Queering history in After School and Mandinga Times
By: Por: Mabel Rodríguez Centeno
Rita Indiana’s new musical project presents an updated version of our narratives about history. The After School video emerges from the pandemic as a cover letter for her new album, Mandinga Times. Thirteen minutes are enough to unleash the narrative demons of otherness.
The failure of the Puerto Rican Commonwealth is old news. The economic recession/depression coincided with the unpayable indebtedness and bankruptcy of the country’s finances. The precariousness and deterioration of living conditions on the island explain, among other things, its increasing depopulation. In the summer of 2016, a series of judicial, legislative, and executive determinations revealed to us that territorial self-government was an illusion. Just then, we learned that the narratives about the history of Puerto Rico had already been exhausted. Still, the hurricanes of 2017, the earthquakes of 2019 and 2020, and the ravages of the global pandemic were yet to come. After losing so much, even history was stripped from us.

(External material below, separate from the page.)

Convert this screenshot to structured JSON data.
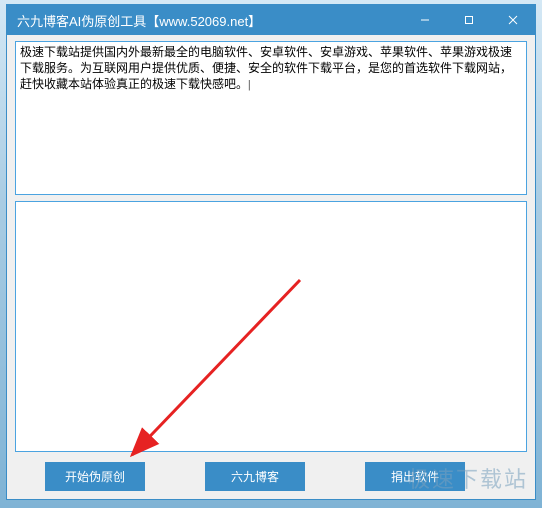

The rewrites become urgent; Rita Indiana’s After School is one of them. The launch of Mandinga Times was filmed in one of the more than 673 schools closed in pursuit of debt repayment. From an empty classroom, we remember the revolution’s fire and strategies—discursive contours determined by reparations and demands for love and justice.
In this empty classroom, a bolero-son cries for the 43 disappeared students from Ayotzinapa. Under the musical production of Eduardo Cabra and featuring the guitar of Café Tacvba’s Rubén Albarrán, Caribbean rhythms reach Mexico. It is necessary to cross land and sea to light a candle. Inside an empty classroom, we miss the normalista students who are gone. “Who executes an order like that?” sings Rita Indiana.
Love is the geographical space of After School—the voice of conviction, a claim for the writings of a new world, promising different cartographies.
The song “The Heist” evokes a long tradition of piracy and smuggling. The story of the Wells Fargo robbery of 1983 echoes our pirate centuries (from the 16th to the 18th). The mockery of capital’s transports—robbing them without shooting fire and using the money to gift toys to the children—proposes another kind of resistance, a different-other course of history. The march that combines the voices of Rita and Mima creates pan-Caribbean, queer-amorous polyphonies as narratives of a new and defiant history, a queer history. In the meanwhile, we recover the figure of Pedro Albizu Campos, and political determination takes refuge in Havana.
After School closes with a call for revolution. Mandinga Times means to abandon fear, not to give in, to learn how to live and survive. With terror at night and revolutions by day, “llegó Mandinga” sings Kiko el Crazy, at full speed (180 bpm). “Los tiempos de Mandinga” are the times to inhabit a new world. This is a radical story, a discursive bet on the abject, the queer, and the decolonial. Let’s write together . . . there’s a future.